Stock and bond markets fluctuated, while the yen surged the most in three months amid renewed speculation that the Bank of Japan will soon scrap the world’s last negative interest-rate regime.

S&P 500 futures were little changed and 10-year Treasury yields added five basis points. The yen strengthened 1.6 per cent against the dollar and Japanese bonds sold off sharply, with the rate on the 10-year note jumping 12 basis points.

In other markets, gold climbed and the dollar weakened. Bitcoin slipped below US$44,000.

The S&P/TSX composite index closed down 101.72 points at 20,274.21 on Wednesday.

Bloomberg


What to watch today

Bank of Canada deputy governor Toni Gravelle will speak before the Windsor-Essex Region Chamber of Commerce this afternoon about the bank’s economic progress report.

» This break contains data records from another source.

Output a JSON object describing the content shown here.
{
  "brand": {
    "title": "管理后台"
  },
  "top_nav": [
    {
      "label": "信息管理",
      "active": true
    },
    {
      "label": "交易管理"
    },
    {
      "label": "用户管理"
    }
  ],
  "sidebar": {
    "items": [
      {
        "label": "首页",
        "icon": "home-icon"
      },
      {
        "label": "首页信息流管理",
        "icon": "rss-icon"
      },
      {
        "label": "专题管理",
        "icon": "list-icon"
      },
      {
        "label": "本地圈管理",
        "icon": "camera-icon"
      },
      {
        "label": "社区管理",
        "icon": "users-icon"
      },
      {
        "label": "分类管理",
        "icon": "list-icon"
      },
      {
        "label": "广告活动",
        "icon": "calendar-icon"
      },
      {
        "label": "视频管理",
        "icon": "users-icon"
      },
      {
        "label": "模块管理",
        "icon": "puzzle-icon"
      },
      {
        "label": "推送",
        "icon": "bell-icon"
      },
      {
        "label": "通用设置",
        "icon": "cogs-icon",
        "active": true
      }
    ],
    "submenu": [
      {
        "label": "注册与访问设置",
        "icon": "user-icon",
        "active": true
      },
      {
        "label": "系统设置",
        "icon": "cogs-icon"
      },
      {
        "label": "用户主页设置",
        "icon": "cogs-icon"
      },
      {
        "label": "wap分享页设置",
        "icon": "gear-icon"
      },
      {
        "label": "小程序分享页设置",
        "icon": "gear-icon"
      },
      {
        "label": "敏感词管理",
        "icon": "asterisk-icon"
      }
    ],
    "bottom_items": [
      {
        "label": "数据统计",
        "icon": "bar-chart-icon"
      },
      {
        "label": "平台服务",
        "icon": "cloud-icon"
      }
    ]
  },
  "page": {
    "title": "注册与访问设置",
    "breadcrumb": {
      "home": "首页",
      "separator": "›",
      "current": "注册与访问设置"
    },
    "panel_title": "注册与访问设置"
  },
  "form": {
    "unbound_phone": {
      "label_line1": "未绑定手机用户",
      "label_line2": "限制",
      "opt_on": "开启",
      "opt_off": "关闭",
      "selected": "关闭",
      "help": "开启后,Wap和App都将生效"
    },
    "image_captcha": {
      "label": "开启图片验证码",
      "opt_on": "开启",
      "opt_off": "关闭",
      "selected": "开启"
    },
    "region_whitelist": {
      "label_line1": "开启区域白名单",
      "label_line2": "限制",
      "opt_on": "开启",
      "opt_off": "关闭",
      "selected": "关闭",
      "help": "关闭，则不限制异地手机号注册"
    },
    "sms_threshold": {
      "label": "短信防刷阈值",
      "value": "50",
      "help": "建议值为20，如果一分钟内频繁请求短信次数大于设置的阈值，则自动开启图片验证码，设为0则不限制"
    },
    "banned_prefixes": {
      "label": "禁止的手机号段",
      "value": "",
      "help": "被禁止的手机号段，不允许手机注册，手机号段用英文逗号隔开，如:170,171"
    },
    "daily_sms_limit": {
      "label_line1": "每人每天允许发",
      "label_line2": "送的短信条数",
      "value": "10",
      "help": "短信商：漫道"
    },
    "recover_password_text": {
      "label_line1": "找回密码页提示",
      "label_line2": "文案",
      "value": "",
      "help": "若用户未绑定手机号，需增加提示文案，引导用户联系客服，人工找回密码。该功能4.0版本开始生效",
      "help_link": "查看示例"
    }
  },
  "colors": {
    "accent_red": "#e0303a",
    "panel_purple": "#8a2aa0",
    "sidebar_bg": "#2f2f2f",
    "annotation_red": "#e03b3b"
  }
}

Manitoba Premier Wab Kinew will deliver a “state of the province address” to the Winnipeg Chamber of Commerce.

Canadian building permits data for October will be released this morning. In the United States, expect November’s Challenger layoff report, initial jobless claims for the week of Dec. 2 and wholesale trade data for October.

Companies reporting earnings include Laurentian Bank of Canada, EQB Inc. and Lululemon Athletica Inc.